In order to ensure indoor air quality safety, locating the airborne contaminant sources accurately and quickly is extremely important so that timely measures can be taken to undermine the spread of pollutant and even eliminate the negative effects. Previous studies have shown that the multi-zone model can greatly reduce the inverse calculation time. However, the multi-zone model cannot describe the details of the indoor velocity field, which limits its application in complex multi-zone or large space buildings. On the premise of the accuracy and computational speed, based on the joint probability method, this study adopted the coarse-grid CFD method to speed up the process of acquiring the indoor airflow field, together with the multi-zone model method, to perform the inverse calculation of indoor airborne contaminant source location. In the backward calculation process, we conducted the ‘transpose' of the velocity field to obtain adjoint matrix, instead of computing ‘negative' of the velocity vector to save the calculation time. A two-dimensional ventilation model was utilized to validate the method, which proved the accuracy and time-saving potential of it. This study provides theoretical and practical prospect for the real-time inverse calculation of locating the indoor airborne contaminant sources.

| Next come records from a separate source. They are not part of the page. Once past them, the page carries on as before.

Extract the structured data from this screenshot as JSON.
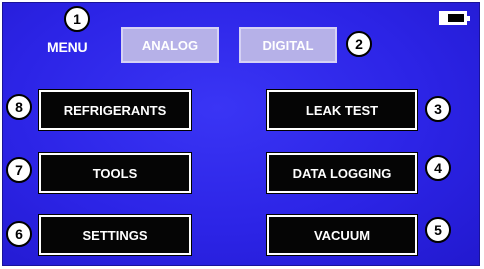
{
  "header": {
    "menu_label": "MENU",
    "tabs": [
      {
        "label": "ANALOG"
      },
      {
        "label": "DIGITAL"
      }
    ]
  },
  "battery": {
    "level": 0.65
  },
  "buttons": {
    "refrigerants": "REFRIGERANTS",
    "tools": "TOOLS",
    "settings": "SETTINGS",
    "leak_test": "LEAK TEST",
    "data_logging": "DATA LOGGING",
    "vacuum": "VACUUM"
  },
  "callouts": [
    "1",
    "2",
    "3",
    "4",
    "5",
    "6",
    "7",
    "8"
  ]
}
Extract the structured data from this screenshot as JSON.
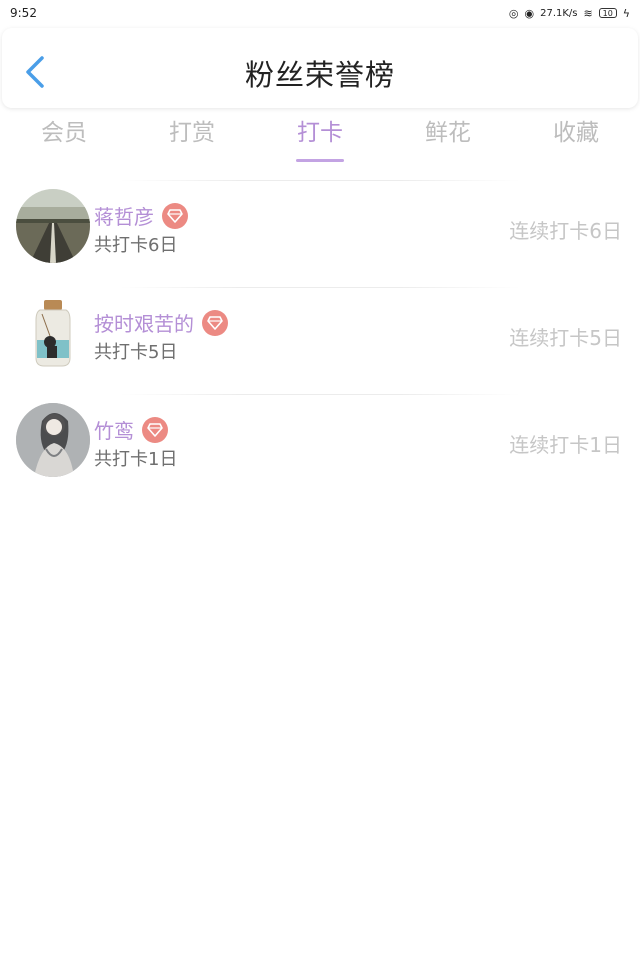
{
  "status_bar": {
    "time": "9:52",
    "network_speed": "27.1K/s",
    "battery": "10"
  },
  "header": {
    "title": "粉丝荣誉榜",
    "back_icon": "chevron-left-icon"
  },
  "colors": {
    "accent": "#b48fd6",
    "back": "#4a9ee8",
    "badge": "#ec8a83",
    "muted": "#c6c6c6"
  },
  "tabs": [
    {
      "label": "会员",
      "active": false
    },
    {
      "label": "打赏",
      "active": false
    },
    {
      "label": "打卡",
      "active": true
    },
    {
      "label": "鲜花",
      "active": false
    },
    {
      "label": "收藏",
      "active": false
    }
  ],
  "fans": [
    {
      "name": "蒋哲彦",
      "total": "共打卡6日",
      "streak": "连续打卡6日",
      "badge_icon": "diamond-icon"
    },
    {
      "name": "按时艰苦的",
      "total": "共打卡5日",
      "streak": "连续打卡5日",
      "badge_icon": "diamond-icon"
    },
    {
      "name": "竹鸾",
      "total": "共打卡1日",
      "streak": "连续打卡1日",
      "badge_icon": "diamond-icon"
    }
  ]
}
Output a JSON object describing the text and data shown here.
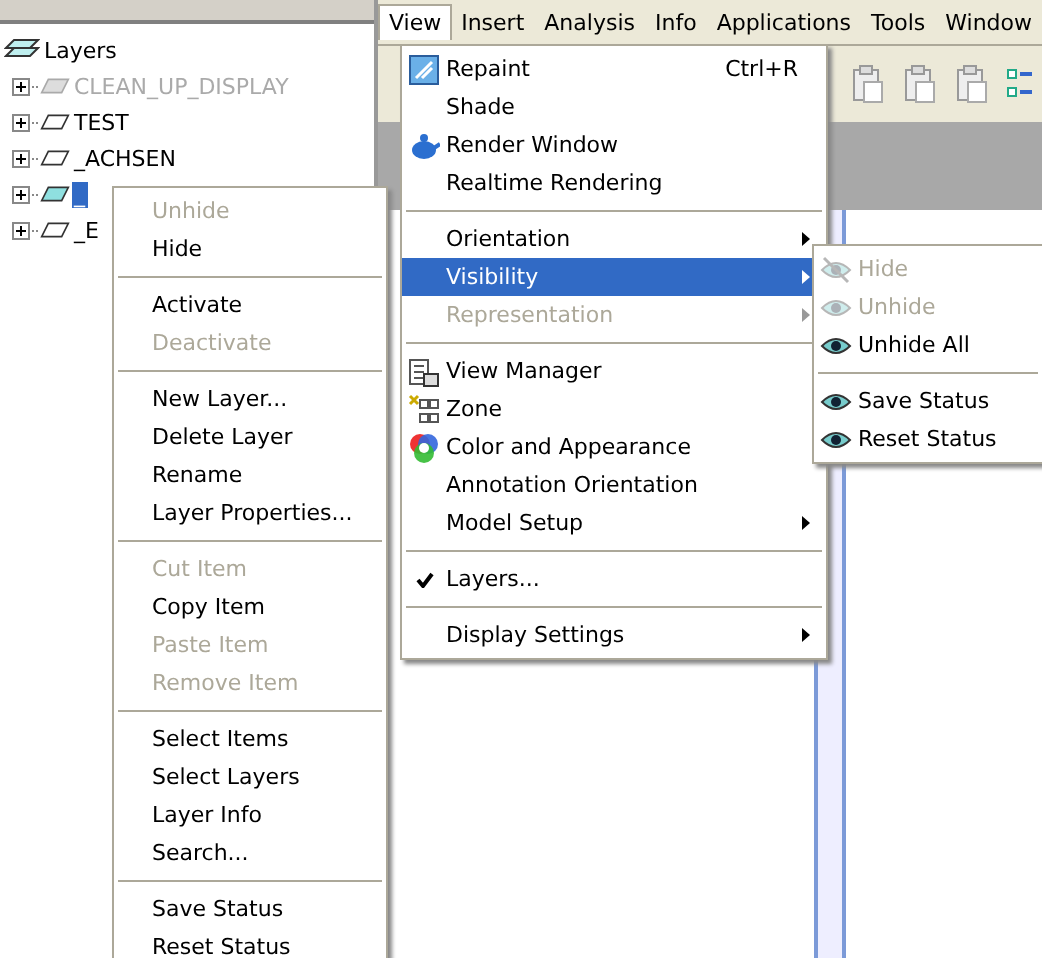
{
  "tree": {
    "root": "Layers",
    "items": [
      {
        "label": "CLEAN_UP_DISPLAY",
        "disabled": true,
        "selected": false
      },
      {
        "label": "TEST",
        "disabled": false,
        "selected": false
      },
      {
        "label": "_ACHSEN",
        "disabled": false,
        "selected": false
      },
      {
        "label": "_",
        "disabled": false,
        "selected": true
      },
      {
        "label": "_E",
        "disabled": false,
        "selected": false
      }
    ]
  },
  "menubar": [
    {
      "label": "View",
      "selected": true
    },
    {
      "label": "Insert",
      "selected": false
    },
    {
      "label": "Analysis",
      "selected": false
    },
    {
      "label": "Info",
      "selected": false
    },
    {
      "label": "Applications",
      "selected": false
    },
    {
      "label": "Tools",
      "selected": false
    },
    {
      "label": "Window",
      "selected": false
    }
  ],
  "view_menu": [
    {
      "kind": "item",
      "label": "Repaint",
      "shortcut": "Ctrl+R"
    },
    {
      "kind": "item",
      "label": "Shade"
    },
    {
      "kind": "item",
      "label": "Render Window"
    },
    {
      "kind": "item",
      "label": "Realtime Rendering"
    },
    {
      "kind": "separator"
    },
    {
      "kind": "item",
      "label": "Orientation",
      "submenu": true
    },
    {
      "kind": "item",
      "label": "Visibility",
      "submenu": true,
      "selected": true
    },
    {
      "kind": "item",
      "label": "Representation",
      "submenu": true,
      "disabled": true
    },
    {
      "kind": "separator"
    },
    {
      "kind": "item",
      "label": "View Manager"
    },
    {
      "kind": "item",
      "label": "Zone"
    },
    {
      "kind": "item",
      "label": "Color and Appearance"
    },
    {
      "kind": "item",
      "label": "Annotation Orientation"
    },
    {
      "kind": "item",
      "label": "Model Setup",
      "submenu": true
    },
    {
      "kind": "separator"
    },
    {
      "kind": "item",
      "label": "Layers...",
      "checked": true
    },
    {
      "kind": "separator"
    },
    {
      "kind": "item",
      "label": "Display Settings",
      "submenu": true
    }
  ],
  "visibility_menu": [
    {
      "kind": "item",
      "label": "Hide",
      "disabled": true
    },
    {
      "kind": "item",
      "label": "Unhide",
      "disabled": true
    },
    {
      "kind": "item",
      "label": "Unhide All"
    },
    {
      "kind": "separator"
    },
    {
      "kind": "item",
      "label": "Save Status"
    },
    {
      "kind": "item",
      "label": "Reset Status"
    }
  ],
  "context_menu": [
    {
      "kind": "item",
      "label": "Unhide",
      "disabled": true
    },
    {
      "kind": "item",
      "label": "Hide"
    },
    {
      "kind": "separator"
    },
    {
      "kind": "item",
      "label": "Activate"
    },
    {
      "kind": "item",
      "label": "Deactivate",
      "disabled": true
    },
    {
      "kind": "separator"
    },
    {
      "kind": "item",
      "label": "New Layer..."
    },
    {
      "kind": "item",
      "label": "Delete Layer"
    },
    {
      "kind": "item",
      "label": "Rename"
    },
    {
      "kind": "item",
      "label": "Layer Properties..."
    },
    {
      "kind": "separator"
    },
    {
      "kind": "item",
      "label": "Cut Item",
      "disabled": true
    },
    {
      "kind": "item",
      "label": "Copy Item"
    },
    {
      "kind": "item",
      "label": "Paste Item",
      "disabled": true
    },
    {
      "kind": "item",
      "label": "Remove Item",
      "disabled": true
    },
    {
      "kind": "separator"
    },
    {
      "kind": "item",
      "label": "Select Items"
    },
    {
      "kind": "item",
      "label": "Select Layers"
    },
    {
      "kind": "item",
      "label": "Layer Info"
    },
    {
      "kind": "item",
      "label": "Search..."
    },
    {
      "kind": "separator"
    },
    {
      "kind": "item",
      "label": "Save Status"
    },
    {
      "kind": "item",
      "label": "Reset Status"
    }
  ]
}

为了确保室内空气质量安全，准确、快速地定位空气中污染物的来源极为重要，以便及时采取措施阻止污染物的传播，甚至消除负面影响。以往的研究表明，多区域模型可以大大减少逆计算时间。然而，多区模型无法描述室内速度场的细节，限制了其在复杂的多区或大空间建筑中的应用。本研究在保证精度和计算速度的前提下，基于联合概率法，采用粗网格CFD方法加快室内气流场的获取过程，结合多区模型方法进行室内空气污染物源位置的逆计算。在反向计算过程中，我们对速度场进行“转置”以获得伴随矩阵，而不是计算速度矢量的“负”以节省计算时间。利用二维通风模型对该方法进行了验证，证明了该方法的准确性和节省时间的潜力。该研究为室内空气污染物源定位的实时逆计算提供了理论和实践前景。